Intercept traffic going to the service and proxy it locally instead.

# telepresence intercept <service-name> --port <local-port>[:<remote-named-port>] --env-file <path-to-env-file>
$ telepresence intercept jetspotter --port 7070:metrics --env-file jetspotter.env
Using Deployment jetspotter
   Intercept name         : jetspotter
   State                  : ACTIVE
   Workload kind          : Deployment
   Destination            : 127.0.0.1:7070
   Service Port Identifier: metrics/TCP
   Volume Mount Error     : remote volume mounts are disabled: sshfs is not installed on your local machine
   Intercepting           : all TCP connections

Start the application locally on your development machine.
All traffic going to the jetspotter in your target cluster is now proxied to your locally running instance.
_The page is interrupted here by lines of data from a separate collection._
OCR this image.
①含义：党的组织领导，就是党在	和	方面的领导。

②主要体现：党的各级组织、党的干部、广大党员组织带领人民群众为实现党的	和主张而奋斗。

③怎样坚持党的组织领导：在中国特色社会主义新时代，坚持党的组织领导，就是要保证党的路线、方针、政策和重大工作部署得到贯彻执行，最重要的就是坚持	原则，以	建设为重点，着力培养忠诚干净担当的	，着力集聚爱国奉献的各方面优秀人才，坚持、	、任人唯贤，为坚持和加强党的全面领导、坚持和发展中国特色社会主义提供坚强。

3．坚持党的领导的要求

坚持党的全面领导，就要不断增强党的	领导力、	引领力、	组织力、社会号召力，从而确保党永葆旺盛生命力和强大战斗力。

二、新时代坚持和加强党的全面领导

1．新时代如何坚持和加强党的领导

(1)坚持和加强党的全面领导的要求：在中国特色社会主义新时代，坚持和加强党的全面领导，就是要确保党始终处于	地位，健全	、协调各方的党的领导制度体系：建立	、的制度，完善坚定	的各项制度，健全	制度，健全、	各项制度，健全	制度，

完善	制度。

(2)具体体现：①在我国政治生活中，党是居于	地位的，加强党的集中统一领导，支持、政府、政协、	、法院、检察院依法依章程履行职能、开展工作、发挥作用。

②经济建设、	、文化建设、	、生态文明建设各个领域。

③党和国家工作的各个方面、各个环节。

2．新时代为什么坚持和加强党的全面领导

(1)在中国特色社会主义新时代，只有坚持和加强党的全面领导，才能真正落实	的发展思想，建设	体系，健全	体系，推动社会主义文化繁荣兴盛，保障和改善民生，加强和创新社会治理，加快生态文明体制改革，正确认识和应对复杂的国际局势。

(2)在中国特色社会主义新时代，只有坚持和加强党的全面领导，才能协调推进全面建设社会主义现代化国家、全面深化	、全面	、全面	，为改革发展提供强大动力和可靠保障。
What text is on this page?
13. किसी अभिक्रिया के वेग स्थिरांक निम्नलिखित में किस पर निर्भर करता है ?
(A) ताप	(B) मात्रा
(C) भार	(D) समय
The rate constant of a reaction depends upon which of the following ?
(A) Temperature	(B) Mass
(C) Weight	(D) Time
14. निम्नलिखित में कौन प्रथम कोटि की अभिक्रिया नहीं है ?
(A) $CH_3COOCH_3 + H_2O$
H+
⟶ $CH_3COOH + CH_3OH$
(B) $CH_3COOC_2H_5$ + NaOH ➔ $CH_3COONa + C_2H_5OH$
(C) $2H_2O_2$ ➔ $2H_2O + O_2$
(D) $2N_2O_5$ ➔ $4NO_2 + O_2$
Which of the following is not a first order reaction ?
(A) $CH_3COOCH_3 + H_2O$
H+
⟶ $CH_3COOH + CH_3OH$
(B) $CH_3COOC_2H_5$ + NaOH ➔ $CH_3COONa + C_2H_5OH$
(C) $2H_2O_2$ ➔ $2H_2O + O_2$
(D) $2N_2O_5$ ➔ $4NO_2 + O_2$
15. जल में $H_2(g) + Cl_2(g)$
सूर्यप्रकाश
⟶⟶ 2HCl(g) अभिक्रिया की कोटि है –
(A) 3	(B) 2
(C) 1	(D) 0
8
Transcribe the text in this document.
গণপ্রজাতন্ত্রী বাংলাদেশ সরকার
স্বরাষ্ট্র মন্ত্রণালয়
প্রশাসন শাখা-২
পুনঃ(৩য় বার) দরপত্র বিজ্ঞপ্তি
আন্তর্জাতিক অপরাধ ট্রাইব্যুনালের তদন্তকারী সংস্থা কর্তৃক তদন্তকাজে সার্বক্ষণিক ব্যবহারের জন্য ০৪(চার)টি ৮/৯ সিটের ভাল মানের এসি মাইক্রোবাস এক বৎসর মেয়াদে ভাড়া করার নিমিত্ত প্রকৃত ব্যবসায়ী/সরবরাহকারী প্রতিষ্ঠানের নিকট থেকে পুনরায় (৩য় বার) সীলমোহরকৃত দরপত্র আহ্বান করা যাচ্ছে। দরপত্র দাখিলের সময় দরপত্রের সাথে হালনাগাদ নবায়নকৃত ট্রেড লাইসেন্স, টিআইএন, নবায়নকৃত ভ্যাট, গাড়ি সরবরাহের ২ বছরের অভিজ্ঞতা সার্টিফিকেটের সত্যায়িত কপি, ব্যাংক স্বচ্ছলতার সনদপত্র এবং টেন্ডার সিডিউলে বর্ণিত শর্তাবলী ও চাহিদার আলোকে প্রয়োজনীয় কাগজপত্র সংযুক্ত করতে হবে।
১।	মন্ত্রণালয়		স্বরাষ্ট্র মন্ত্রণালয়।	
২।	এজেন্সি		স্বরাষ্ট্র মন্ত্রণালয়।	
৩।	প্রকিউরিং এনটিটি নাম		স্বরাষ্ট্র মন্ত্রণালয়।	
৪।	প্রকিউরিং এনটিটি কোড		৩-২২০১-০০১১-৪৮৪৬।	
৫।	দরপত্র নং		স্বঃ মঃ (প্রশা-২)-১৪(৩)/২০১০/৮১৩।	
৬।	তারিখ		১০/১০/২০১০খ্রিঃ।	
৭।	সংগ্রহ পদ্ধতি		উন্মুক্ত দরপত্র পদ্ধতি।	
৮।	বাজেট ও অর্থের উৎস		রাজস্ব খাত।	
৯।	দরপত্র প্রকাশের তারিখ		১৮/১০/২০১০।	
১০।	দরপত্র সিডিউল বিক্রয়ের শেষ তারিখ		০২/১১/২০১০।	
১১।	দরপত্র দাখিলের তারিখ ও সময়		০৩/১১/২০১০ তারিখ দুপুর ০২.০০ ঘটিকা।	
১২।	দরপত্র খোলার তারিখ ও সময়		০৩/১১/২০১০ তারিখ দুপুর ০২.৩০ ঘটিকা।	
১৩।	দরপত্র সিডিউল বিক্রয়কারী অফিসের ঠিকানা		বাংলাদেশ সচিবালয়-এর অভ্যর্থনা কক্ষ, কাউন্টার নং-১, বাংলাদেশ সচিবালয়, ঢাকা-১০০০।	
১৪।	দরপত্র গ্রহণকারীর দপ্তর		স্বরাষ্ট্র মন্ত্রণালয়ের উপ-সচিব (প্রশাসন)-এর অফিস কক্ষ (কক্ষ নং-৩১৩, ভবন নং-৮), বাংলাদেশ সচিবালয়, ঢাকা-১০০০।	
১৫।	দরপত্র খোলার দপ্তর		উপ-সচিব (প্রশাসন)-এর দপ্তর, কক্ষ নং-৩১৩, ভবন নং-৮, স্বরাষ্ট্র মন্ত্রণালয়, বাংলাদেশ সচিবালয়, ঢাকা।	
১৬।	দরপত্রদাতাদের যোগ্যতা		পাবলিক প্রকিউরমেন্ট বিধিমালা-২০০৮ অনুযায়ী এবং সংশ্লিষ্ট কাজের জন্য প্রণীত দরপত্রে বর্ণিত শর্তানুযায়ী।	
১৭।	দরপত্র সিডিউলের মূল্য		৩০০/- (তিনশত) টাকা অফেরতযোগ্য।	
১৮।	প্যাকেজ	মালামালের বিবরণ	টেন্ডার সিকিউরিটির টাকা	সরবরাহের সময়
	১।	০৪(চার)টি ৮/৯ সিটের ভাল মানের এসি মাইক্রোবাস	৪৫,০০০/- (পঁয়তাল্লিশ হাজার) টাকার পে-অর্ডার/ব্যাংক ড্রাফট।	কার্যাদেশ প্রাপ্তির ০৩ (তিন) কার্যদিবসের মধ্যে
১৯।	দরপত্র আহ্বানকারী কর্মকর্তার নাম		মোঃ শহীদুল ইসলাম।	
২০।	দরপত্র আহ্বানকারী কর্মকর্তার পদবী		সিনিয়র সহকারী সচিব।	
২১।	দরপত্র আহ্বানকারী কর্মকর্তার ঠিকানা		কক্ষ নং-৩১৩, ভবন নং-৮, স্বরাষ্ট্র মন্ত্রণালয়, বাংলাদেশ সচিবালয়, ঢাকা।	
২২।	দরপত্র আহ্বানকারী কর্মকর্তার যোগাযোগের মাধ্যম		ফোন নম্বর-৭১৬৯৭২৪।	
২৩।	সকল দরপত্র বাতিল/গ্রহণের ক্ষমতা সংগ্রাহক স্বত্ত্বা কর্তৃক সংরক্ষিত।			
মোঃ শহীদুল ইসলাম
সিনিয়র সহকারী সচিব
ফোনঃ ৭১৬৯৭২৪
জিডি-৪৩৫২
$ podman run --env-file jetspotter.env ghcr.io/vvanouytsel/jetspotter:dev
2025/01/14 21:50:00 Spotting the following aircraft types within 30 kilometers: [ALL]
2025/01/14 21:50:00 Serving API on port 8085 and path /api
2025/01/14 21:50:00 Serving metrics on port 7070 and path /metrics
2025/01/14 21:50:00 No new matching aircraft have been spotted.

Cleaning up

To clean up, list the active connections and delete it.

 $ telepresence list
jetspotter: intercepted
   Intercept name         : jetspotter
   State                  : ACTIVE
   Workload kind          : Deployment
   Destination            : 127.0.0.1:7070
   Service Port Identifier: metrics/TCP
   Intercepting           : all TCP connections
postgres  : ready to intercept (traffic-agent not yet installed)

$ telepresence leave jetspotter

Uninstall the traffic manager chart.